One of the casualties of the Great Washing Line Disaster of 2017 was the bird feeder.
It had lived, happily, on the washing line for several months – during winter when the line is used for little else than gathering droplets of water that will drop on you if you pass anywhere near them, the washing line becomes a great place to hang things for birds to dine on.
And when the washing line came crashing down, like a rope bridge crossing a chasm in a movie, the feeder smashed into the, luckily incredibly water-logged, ground. It was rescued by the workman, and positioned on the patio at the base of the bird table. A sorry sight for all.
And it got even sorrier today, as I watched a sparrow hop up onto it and peck at the remaining seeds. A mere couple of inches off the ground, it made me realise that the time had come to find a new home for the feeder.
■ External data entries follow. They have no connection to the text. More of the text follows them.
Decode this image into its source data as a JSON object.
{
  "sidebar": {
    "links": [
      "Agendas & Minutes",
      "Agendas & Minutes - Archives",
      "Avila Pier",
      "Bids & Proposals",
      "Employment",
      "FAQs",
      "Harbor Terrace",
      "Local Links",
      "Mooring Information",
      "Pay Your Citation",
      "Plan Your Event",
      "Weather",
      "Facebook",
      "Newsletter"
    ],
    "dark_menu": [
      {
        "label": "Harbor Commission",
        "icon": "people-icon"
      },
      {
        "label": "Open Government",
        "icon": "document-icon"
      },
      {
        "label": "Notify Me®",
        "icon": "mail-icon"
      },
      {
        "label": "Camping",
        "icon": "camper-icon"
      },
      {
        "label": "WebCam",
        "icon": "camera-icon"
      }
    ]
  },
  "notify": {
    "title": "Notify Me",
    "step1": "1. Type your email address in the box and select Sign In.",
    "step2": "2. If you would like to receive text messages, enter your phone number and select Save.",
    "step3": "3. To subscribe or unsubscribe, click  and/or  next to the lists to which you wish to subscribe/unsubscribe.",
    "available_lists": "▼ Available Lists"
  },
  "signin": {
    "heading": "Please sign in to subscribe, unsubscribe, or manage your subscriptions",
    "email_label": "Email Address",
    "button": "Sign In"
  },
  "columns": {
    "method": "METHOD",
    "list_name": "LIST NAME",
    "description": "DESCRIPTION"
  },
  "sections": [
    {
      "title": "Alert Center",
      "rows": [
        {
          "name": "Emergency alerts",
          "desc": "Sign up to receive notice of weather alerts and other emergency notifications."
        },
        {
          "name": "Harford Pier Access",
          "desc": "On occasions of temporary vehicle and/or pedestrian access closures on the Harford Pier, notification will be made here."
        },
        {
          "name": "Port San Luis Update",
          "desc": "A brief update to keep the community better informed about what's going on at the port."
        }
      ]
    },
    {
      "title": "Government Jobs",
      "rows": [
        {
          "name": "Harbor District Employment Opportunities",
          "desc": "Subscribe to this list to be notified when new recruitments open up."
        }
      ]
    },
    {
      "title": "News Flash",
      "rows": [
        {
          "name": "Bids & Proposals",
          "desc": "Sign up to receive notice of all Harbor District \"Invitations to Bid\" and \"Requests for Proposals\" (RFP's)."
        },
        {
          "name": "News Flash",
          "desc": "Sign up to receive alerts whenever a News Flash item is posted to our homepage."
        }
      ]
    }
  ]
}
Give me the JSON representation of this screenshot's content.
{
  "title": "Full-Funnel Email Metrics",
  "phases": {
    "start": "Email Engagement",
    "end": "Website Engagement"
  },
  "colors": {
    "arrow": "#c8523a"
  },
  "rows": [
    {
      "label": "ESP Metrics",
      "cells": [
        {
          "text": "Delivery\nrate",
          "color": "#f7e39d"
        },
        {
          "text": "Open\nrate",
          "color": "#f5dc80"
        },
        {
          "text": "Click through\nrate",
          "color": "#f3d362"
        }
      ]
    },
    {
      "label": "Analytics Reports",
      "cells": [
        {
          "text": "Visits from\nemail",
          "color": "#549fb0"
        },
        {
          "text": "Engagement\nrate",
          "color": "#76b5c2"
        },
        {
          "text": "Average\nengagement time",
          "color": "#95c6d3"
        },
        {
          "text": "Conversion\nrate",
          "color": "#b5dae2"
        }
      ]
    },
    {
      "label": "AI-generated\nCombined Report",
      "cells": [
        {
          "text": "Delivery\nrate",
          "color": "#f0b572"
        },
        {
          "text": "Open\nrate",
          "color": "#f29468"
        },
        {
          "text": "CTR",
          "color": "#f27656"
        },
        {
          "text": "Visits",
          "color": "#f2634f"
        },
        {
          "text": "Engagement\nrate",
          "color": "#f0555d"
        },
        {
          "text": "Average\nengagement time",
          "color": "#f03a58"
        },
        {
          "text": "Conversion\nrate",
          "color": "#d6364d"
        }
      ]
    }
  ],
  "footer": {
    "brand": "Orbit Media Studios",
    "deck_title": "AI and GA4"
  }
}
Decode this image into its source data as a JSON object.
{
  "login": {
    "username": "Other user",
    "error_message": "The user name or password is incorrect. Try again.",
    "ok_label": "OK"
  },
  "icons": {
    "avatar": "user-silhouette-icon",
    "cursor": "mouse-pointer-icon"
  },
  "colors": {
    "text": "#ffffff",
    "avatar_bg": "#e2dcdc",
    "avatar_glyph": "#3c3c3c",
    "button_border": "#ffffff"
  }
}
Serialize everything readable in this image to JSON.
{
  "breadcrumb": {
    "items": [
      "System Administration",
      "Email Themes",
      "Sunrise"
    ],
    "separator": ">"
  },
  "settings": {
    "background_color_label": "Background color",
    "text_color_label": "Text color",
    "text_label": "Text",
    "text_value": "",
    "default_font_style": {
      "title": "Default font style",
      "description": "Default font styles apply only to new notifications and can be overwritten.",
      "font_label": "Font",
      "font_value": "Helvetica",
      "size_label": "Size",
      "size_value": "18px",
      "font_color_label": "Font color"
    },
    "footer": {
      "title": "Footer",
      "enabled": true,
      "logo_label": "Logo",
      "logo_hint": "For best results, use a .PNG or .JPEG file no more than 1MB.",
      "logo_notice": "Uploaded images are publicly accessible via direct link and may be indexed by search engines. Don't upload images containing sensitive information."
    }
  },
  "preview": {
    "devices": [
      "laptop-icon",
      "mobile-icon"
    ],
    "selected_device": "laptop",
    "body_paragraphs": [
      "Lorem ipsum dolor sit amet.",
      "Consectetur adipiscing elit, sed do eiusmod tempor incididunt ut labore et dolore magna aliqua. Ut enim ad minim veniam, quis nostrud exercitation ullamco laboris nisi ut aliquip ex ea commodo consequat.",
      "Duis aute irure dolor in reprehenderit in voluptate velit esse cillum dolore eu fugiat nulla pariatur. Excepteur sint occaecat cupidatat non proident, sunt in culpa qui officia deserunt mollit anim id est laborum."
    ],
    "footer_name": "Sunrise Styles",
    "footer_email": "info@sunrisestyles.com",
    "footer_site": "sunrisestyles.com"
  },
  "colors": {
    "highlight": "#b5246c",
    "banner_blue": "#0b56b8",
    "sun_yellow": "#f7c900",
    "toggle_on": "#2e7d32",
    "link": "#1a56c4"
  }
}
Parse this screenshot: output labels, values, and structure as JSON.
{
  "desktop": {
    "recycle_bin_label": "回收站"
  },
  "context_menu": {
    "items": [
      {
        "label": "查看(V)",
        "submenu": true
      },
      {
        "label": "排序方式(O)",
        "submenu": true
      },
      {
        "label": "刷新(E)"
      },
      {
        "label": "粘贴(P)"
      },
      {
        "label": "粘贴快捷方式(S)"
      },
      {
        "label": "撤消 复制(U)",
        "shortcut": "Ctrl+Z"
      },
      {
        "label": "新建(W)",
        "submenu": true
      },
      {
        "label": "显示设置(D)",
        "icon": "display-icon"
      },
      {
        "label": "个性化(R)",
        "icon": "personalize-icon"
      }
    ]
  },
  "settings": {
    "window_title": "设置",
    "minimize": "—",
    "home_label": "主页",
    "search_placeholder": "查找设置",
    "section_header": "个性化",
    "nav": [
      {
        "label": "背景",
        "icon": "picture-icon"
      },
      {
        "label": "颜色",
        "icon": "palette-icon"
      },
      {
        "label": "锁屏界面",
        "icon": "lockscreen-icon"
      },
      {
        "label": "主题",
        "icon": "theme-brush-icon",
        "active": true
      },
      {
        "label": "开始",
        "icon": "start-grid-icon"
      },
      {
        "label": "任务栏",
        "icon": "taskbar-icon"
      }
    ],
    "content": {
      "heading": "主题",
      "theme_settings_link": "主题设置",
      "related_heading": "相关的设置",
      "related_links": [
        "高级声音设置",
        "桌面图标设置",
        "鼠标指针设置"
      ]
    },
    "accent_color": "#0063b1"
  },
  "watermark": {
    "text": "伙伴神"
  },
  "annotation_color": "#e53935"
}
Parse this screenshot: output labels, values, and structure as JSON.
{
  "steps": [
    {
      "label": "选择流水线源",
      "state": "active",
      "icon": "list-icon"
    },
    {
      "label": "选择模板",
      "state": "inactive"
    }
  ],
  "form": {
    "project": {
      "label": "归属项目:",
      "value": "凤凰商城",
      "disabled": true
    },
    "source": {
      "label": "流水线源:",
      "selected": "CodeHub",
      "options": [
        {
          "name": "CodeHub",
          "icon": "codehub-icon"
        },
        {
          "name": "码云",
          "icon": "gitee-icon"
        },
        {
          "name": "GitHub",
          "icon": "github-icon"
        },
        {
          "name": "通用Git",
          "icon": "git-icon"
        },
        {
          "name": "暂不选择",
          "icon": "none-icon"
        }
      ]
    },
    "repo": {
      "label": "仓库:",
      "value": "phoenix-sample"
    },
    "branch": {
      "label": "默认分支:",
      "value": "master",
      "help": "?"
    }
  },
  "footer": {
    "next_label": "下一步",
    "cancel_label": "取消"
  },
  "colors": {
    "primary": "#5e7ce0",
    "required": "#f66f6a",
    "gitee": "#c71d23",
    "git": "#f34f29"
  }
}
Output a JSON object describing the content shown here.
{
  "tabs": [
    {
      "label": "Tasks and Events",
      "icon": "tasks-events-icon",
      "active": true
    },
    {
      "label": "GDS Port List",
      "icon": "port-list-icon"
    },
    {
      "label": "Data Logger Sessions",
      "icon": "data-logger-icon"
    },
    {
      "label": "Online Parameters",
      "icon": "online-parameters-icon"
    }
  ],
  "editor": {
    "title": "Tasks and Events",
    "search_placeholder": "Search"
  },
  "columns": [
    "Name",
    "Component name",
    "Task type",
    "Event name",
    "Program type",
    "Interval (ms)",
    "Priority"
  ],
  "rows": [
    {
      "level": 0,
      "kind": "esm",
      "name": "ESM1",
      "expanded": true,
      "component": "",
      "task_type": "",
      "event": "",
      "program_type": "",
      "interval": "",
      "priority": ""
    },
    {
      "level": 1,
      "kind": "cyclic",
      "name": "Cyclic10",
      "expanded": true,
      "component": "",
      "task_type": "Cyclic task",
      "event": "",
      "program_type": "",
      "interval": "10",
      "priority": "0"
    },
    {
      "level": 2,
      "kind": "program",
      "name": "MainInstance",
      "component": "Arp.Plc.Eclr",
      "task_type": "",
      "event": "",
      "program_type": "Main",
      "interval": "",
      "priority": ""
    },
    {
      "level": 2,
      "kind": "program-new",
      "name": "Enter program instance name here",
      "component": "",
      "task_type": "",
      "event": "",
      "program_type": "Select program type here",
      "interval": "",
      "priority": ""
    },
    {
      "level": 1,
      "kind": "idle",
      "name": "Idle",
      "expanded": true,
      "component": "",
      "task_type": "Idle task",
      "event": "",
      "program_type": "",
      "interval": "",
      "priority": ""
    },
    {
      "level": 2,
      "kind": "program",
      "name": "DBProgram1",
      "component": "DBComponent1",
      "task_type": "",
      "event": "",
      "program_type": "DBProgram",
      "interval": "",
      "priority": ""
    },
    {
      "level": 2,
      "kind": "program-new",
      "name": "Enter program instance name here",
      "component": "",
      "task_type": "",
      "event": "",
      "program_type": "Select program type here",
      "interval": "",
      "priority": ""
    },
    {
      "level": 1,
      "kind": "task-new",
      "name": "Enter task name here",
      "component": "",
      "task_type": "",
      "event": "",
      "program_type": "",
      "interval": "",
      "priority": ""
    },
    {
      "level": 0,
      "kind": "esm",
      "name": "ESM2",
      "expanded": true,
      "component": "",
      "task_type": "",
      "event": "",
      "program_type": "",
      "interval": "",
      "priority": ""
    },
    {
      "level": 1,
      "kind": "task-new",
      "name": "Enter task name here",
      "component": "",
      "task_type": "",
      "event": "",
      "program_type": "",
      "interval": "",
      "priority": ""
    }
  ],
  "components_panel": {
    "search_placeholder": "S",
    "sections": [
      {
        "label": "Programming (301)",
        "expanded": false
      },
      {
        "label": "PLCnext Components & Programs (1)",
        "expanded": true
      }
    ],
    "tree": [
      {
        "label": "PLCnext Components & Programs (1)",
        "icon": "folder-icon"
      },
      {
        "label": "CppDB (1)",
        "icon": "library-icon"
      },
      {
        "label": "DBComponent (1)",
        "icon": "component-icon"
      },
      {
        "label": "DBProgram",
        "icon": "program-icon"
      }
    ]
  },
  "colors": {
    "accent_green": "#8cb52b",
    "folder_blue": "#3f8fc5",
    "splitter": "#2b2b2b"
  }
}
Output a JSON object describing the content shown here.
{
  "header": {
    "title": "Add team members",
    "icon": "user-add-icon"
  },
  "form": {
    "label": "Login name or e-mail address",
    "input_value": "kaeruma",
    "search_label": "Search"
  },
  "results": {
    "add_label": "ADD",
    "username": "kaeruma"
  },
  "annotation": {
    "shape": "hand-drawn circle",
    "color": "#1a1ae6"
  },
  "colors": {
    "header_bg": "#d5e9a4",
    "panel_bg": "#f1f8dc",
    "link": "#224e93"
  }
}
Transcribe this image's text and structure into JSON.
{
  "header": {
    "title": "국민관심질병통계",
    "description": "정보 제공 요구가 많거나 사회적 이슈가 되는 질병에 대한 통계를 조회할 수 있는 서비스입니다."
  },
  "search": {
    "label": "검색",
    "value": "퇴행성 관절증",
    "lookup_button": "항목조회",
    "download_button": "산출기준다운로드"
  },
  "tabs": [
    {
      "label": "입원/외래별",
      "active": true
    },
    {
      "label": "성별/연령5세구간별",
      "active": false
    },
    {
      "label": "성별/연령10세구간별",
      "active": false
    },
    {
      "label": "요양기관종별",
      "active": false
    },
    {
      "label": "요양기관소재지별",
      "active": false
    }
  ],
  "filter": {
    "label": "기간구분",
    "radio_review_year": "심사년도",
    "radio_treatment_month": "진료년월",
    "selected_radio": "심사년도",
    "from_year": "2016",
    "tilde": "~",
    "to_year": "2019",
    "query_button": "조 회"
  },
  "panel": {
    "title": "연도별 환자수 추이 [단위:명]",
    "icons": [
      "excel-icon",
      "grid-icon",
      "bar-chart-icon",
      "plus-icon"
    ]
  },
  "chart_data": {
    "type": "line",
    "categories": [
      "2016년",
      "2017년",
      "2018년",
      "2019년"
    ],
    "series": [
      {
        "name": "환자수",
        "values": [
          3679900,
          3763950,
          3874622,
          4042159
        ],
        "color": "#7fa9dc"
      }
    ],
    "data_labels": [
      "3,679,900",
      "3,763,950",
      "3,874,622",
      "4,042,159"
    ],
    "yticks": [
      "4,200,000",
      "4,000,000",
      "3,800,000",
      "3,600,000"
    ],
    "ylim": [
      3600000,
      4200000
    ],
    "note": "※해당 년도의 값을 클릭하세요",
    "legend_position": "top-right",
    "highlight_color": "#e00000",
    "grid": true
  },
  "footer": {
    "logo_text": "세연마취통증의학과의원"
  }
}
The washing line won’t be back for some time, I guess, judging by the fact that portacabins have now moved onto the green, presumably to provide temporary shelter for the people doing the insulating.
And so that is how I came to find myself at the bottom of the garden, on a sunny but deceptively cold afternoon, swearing at trees.
The best place for the bird feeders is in the trees that spring up, weed-like, from the waste ground at the bottom of the garden. The no man’s land between our fence and the back of the house behind us’ garage. A graveyard of buckets and flower pots. And that grey cat, that one time, that was dead and stinky.
These trees are, on the whole, annoying. They block out light, they overhang the gardens, they create crevices that wasps can live in. But they are superb for hanging things in.
Although, it turns out, not at the moment.
Every single branch I plumped for was bendy as hell. It was like playing a game of kerplunk where the marbles were the bird feeder. Even when I did managed to get it to stay, I had to simulate the action of a bird or two to work out if it would actually remain in the tree or, when the feathered feeders landed, would slide down the branch and crash to the ground below. Possibly taking a helpless trapped bird with it.
Which is why the feeder is currently hanging at a height that makes you wonder why I didn’t just leave it at the base of the bird table.
But so far it hasn’t falled out of the tree.
Although it’s so close to the ground I’m not sure I’d notice if it did.